Je commence par une note positive : j’ai été opérée (CHIP) il y a un peu moins de 6 mois et vais très bien aujourd’hui.

Il est difficile de découvrir que l’on est atteint d’une maladie rare du péritoine, puis de subir une lourde opération combinant chirurgie et chimiothérapie intrapéritonéale ; mais on finit par retrouver une vie « normale » et surtout heureuse. Il me semble important d’insister sur cela, car les témoignages que nous apportons quand nous rencontrons ces maladies se focalisent sur la découverte de la maladie et son traitement, ce qui représente des épreuves dures à vivre. Mais l’issue peut vraiment être belle. Aujourd’hui je me sens bien, je suis en forme, je peux à nouveau vivre comme avant, et suis encore plus heureuse de pouvoir profiter de la vie qu’avant cette épreuve.

C’est en août 2015 que je commence à avoir une gêne dans l’abdomen, parfois accompagnée de douleurs. Parallèlement, j’ai tendance à perdre du poids alors que j’ai très bon appétit.

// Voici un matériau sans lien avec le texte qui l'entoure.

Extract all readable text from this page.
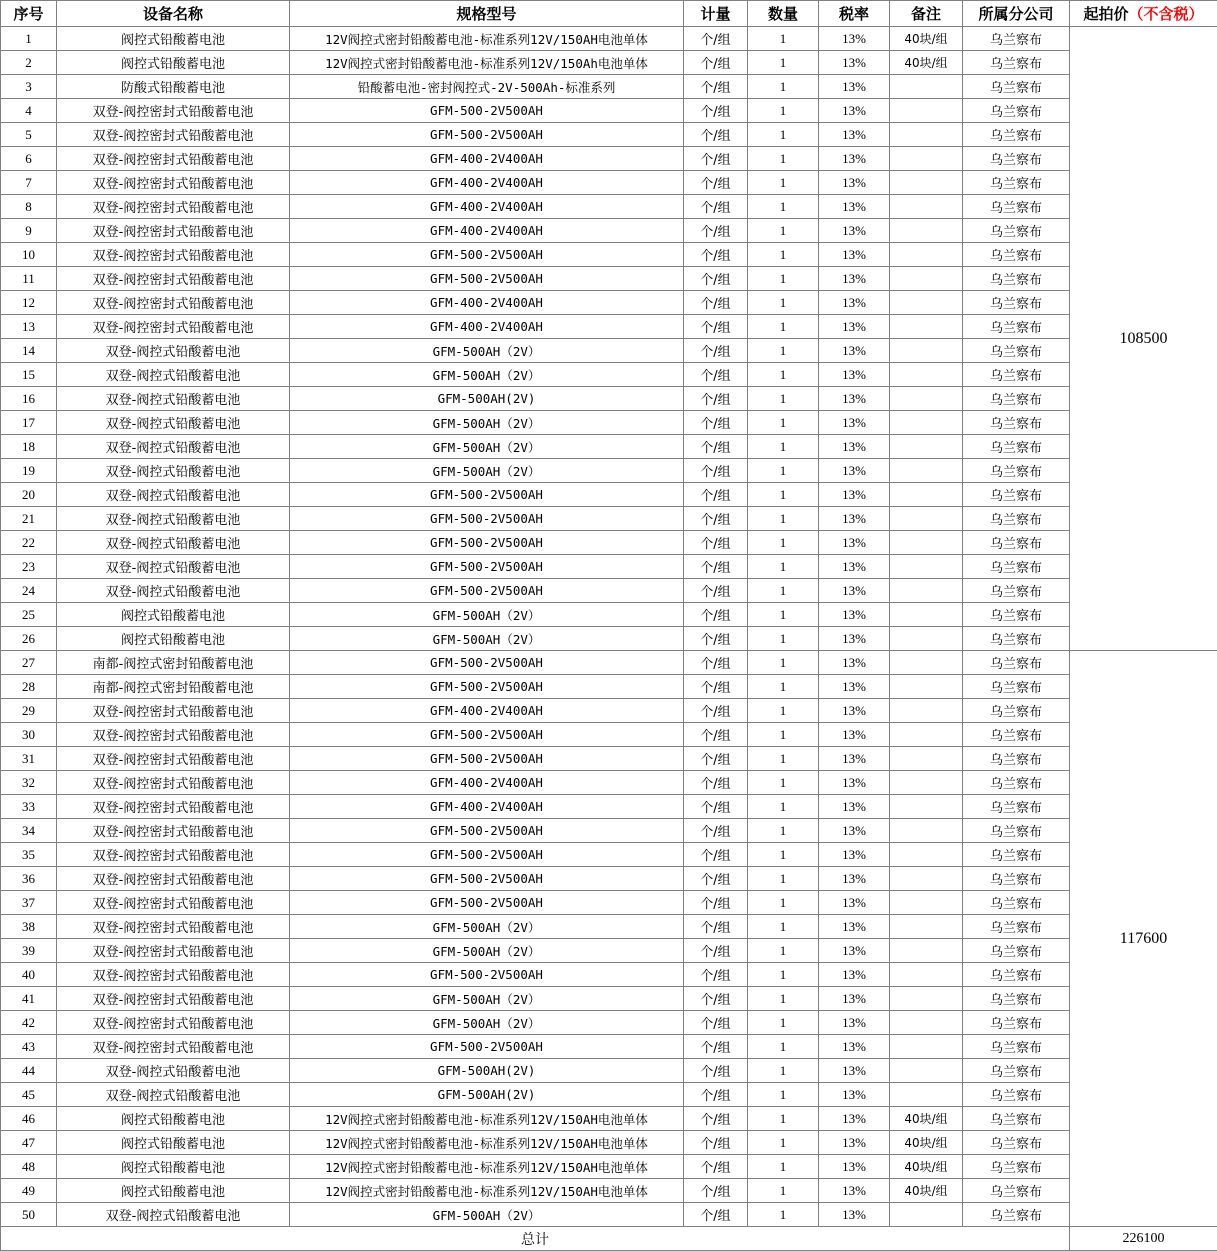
序号	设备名称	规格型号	计量	数量	税率	备注	所属分公司	起拍价（不含税）
1	阀控式铅酸蓄电池	12V阀控式密封铅酸蓄电池-标准系列12V/150AH电池单体	个/组	1	13%	40块/组	乌兰察布	108500
2	阀控式铅酸蓄电池	12V阀控式密封铅酸蓄电池-标准系列12V/150Ah电池单体	个/组	1	13%	40块/组	乌兰察布	
3	防酸式铅酸蓄电池	铅酸蓄电池-密封阀控式-2V-500Ah-标准系列	个/组	1	13%		乌兰察布	
4	双登-阀控密封式铅酸蓄电池	GFM-500-2V500AH	个/组	1	13%		乌兰察布	
5	双登-阀控密封式铅酸蓄电池	GFM-500-2V500AH	个/组	1	13%		乌兰察布	
6	双登-阀控密封式铅酸蓄电池	GFM-400-2V400AH	个/组	1	13%		乌兰察布	
7	双登-阀控密封式铅酸蓄电池	GFM-400-2V400AH	个/组	1	13%		乌兰察布	
8	双登-阀控密封式铅酸蓄电池	GFM-400-2V400AH	个/组	1	13%		乌兰察布	
9	双登-阀控密封式铅酸蓄电池	GFM-400-2V400AH	个/组	1	13%		乌兰察布	
10	双登-阀控密封式铅酸蓄电池	GFM-500-2V500AH	个/组	1	13%		乌兰察布	
11	双登-阀控密封式铅酸蓄电池	GFM-500-2V500AH	个/组	1	13%		乌兰察布	
12	双登-阀控密封式铅酸蓄电池	GFM-400-2V400AH	个/组	1	13%		乌兰察布	
13	双登-阀控密封式铅酸蓄电池	GFM-400-2V400AH	个/组	1	13%		乌兰察布	
14	双登-阀控式铅酸蓄电池	GFM-500AH（2V）	个/组	1	13%		乌兰察布	
15	双登-阀控式铅酸蓄电池	GFM-500AH（2V）	个/组	1	13%		乌兰察布	
16	双登-阀控式铅酸蓄电池	GFM-500AH(2V)	个/组	1	13%		乌兰察布	
17	双登-阀控式铅酸蓄电池	GFM-500AH（2V）	个/组	1	13%		乌兰察布	
18	双登-阀控式铅酸蓄电池	GFM-500AH（2V）	个/组	1	13%		乌兰察布	
19	双登-阀控式铅酸蓄电池	GFM-500AH（2V）	个/组	1	13%		乌兰察布	
20	双登-阀控式铅酸蓄电池	GFM-500-2V500AH	个/组	1	13%		乌兰察布	
21	双登-阀控式铅酸蓄电池	GFM-500-2V500AH	个/组	1	13%		乌兰察布	
22	双登-阀控式铅酸蓄电池	GFM-500-2V500AH	个/组	1	13%		乌兰察布	
23	双登-阀控式铅酸蓄电池	GFM-500-2V500AH	个/组	1	13%		乌兰察布	
24	双登-阀控式铅酸蓄电池	GFM-500-2V500AH	个/组	1	13%		乌兰察布	
25	阀控式铅酸蓄电池	GFM-500AH（2V）	个/组	1	13%		乌兰察布	
26	阀控式铅酸蓄电池	GFM-500AH（2V）	个/组	1	13%		乌兰察布	
27	南都-阀控式密封铅酸蓄电池	GFM-500-2V500AH	个/组	1	13%		乌兰察布	117600
28	南都-阀控式密封铅酸蓄电池	GFM-500-2V500AH	个/组	1	13%		乌兰察布	
29	双登-阀控密封式铅酸蓄电池	GFM-400-2V400AH	个/组	1	13%		乌兰察布	
30	双登-阀控密封式铅酸蓄电池	GFM-500-2V500AH	个/组	1	13%		乌兰察布	
31	双登-阀控密封式铅酸蓄电池	GFM-500-2V500AH	个/组	1	13%		乌兰察布	
32	双登-阀控密封式铅酸蓄电池	GFM-400-2V400AH	个/组	1	13%		乌兰察布	
33	双登-阀控密封式铅酸蓄电池	GFM-400-2V400AH	个/组	1	13%		乌兰察布	
34	双登-阀控密封式铅酸蓄电池	GFM-500-2V500AH	个/组	1	13%		乌兰察布	
35	双登-阀控密封式铅酸蓄电池	GFM-500-2V500AH	个/组	1	13%		乌兰察布	
36	双登-阀控密封式铅酸蓄电池	GFM-500-2V500AH	个/组	1	13%		乌兰察布	
37	双登-阀控密封式铅酸蓄电池	GFM-500-2V500AH	个/组	1	13%		乌兰察布	
38	双登-阀控密封式铅酸蓄电池	GFM-500AH（2V）	个/组	1	13%		乌兰察布	
39	双登-阀控密封式铅酸蓄电池	GFM-500AH（2V）	个/组	1	13%		乌兰察布	
40	双登-阀控密封式铅酸蓄电池	GFM-500-2V500AH	个/组	1	13%		乌兰察布	
41	双登-阀控密封式铅酸蓄电池	GFM-500AH（2V）	个/组	1	13%		乌兰察布	
42	双登-阀控密封式铅酸蓄电池	GFM-500AH（2V）	个/组	1	13%		乌兰察布	
43	双登-阀控密封式铅酸蓄电池	GFM-500-2V500AH	个/组	1	13%		乌兰察布	
44	双登-阀控式铅酸蓄电池	GFM-500AH(2V)	个/组	1	13%		乌兰察布	
45	双登-阀控式铅酸蓄电池	GFM-500AH(2V)	个/组	1	13%		乌兰察布	
46	阀控式铅酸蓄电池	12V阀控式密封铅酸蓄电池-标准系列12V/150AH电池单体	个/组	1	13%	40块/组	乌兰察布	
47	阀控式铅酸蓄电池	12V阀控式密封铅酸蓄电池-标准系列12V/150AH电池单体	个/组	1	13%	40块/组	乌兰察布	
48	阀控式铅酸蓄电池	12V阀控式密封铅酸蓄电池-标准系列12V/150AH电池单体	个/组	1	13%	40块/组	乌兰察布	
49	阀控式铅酸蓄电池	12V阀控式密封铅酸蓄电池-标准系列12V/150AH电池单体	个/组	1	13%	40块/组	乌兰察布	
50	双登-阀控式铅酸蓄电池	GFM-500AH（2V）	个/组	1	13%		乌兰察布	
总计								226100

Au bout de quelques semaines, j’en parle à mon médecin traitant, avec qui nous avons tenté de trouver de quoi il s’agissait sans succès (échographie, traitement pour ballonnements, pour problèmes digestifs etc). Je finis par
consulter un gastro-entérologue, qui réalisera une coloscopie et une endoscopie, lesquelles ne révéleront rien non plus. Au terme de ces examens, cela fait 10 mois que nous cherchons ce qui provoque mes gênes et douleurs. C’est finalement au cours d’une échographie réalisée début juillet 2016 (donc 11 mois après les premiers symptômes de la maladie) que nous découvrons que j’ai une quantité abondante d’ascite dans l’abdomen. Ce constat est confirmé par un scanner qui ne dévoile rien de plus que cette abondance d’ascite (pas de grosseurs visibles), et une prise de sang montre que je présente des marqueurs tumoraux élevés (CA 125 en particulier, mais aussi CA 19-9). Le scanner ne permettant pas de déterminer la maladie qui m’affecte, on m’adresse à un gynécologue cancérologue qui effectue une
cœlioscopie fin juillet 2016. Il découvre que je suis atteinte d’une maladie du péritoine et me prends rendez-vous avec un chirurgien spécialiste du péritoine qui pratique des CHIP depuis longtemps (dans un centre spécialisé pour traitement des cancers).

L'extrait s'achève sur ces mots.